Znaczenie inozytolu dla człowieka nie jest dokładnie znane, chociaż niektóre komórki ludzkie nie rosną w hodowlach tkankowych bez udziału mezoinozytolu. PABA jest witaminą dla niektórych drobnoustrojów, wchodzi w skład kwasu foliowego, ale wielu badaczy nie uważa tego związku za witaminę dla zwierząt. Ze względu jednak na działanie biologiczne, dobrą rozpuszczalność w wodzie i występowanie z innymi witaminami zespołu B zalicza się je zwykle do tej grupy.

Składniki zespołu witaminy B są rozpuszczalne w wodzie. Oprócz inozytolu wszystkie zawierają w swej cząsteczce azot i odgrywają niezmiernie ważną rolę w życiu świata roślinnego i zwierzęcego. Są niezbędne dla rozwoju bakterii, roślin, zwierząt i człowieka.

Witaminy z grupy B pomagają utrzymać w dobrym stanie nasz układ nerwowy, skórę, oczy, włosy i wątrobę, zapewniając równocześnie odpowiednie napięcie mięśni w przewodzie pokarmowym oraz prawidłowe funkcjonowanie mózgu. Kompleks witamin B składa się z koenzymów, które biorą udział w syntezie neuroprzekaźników i mogą być użyteczne w łagodzeniu depresji oraz stanów lękowych.

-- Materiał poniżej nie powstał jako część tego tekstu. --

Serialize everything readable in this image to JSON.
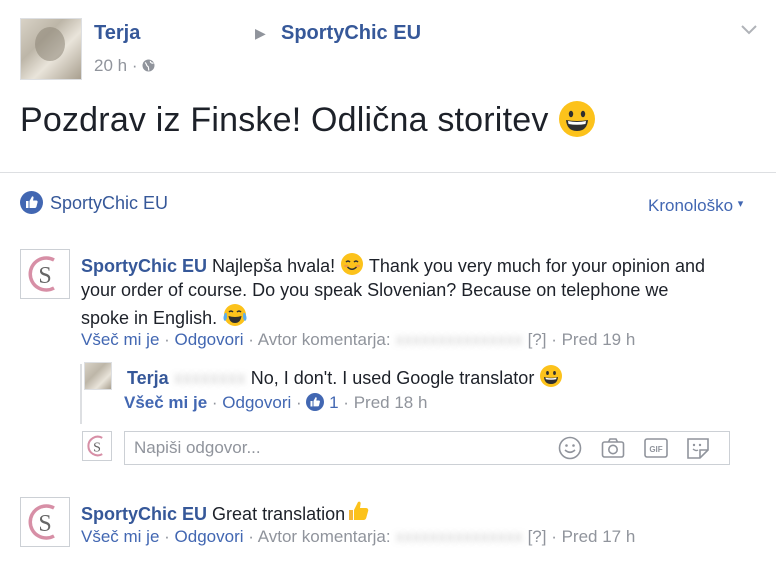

Przyjmowanie witamin z tej grupy jest szczególnie ważne dla ludzi starszych, u których rozpoznano chorobę Alzheimera, a później okazało się, że ich problemy wynikały jedynie z niedoborów witaminy B12 oraz B compleks. W miarę możliwości witaminy z grupy B powinny być zażywane zawsze razem, ale przy szczególnych zaburzeniach jedna z nich może być zażywana w ilościach 2, 3-krotnie większych niż pozostałe. Skuteczność witamin z grupy B jest znacznie większa, gdy działają one kompleksowi. Najsilniejsze jest działanie witamin B1, B2, B6, wówczas, gdy są podawane razem, w równych ilościach.

Witaminy należące do zespołu B spełniają czynności koenzymów i gromadzą się w roślinach przede wszystkim tam, gdzie zjawiska życiowe przebiegają intensywnie (kiełki, ziarna, wątroba).

Witaminy grupy B znalazły duże zastosowanie w lecznictwie.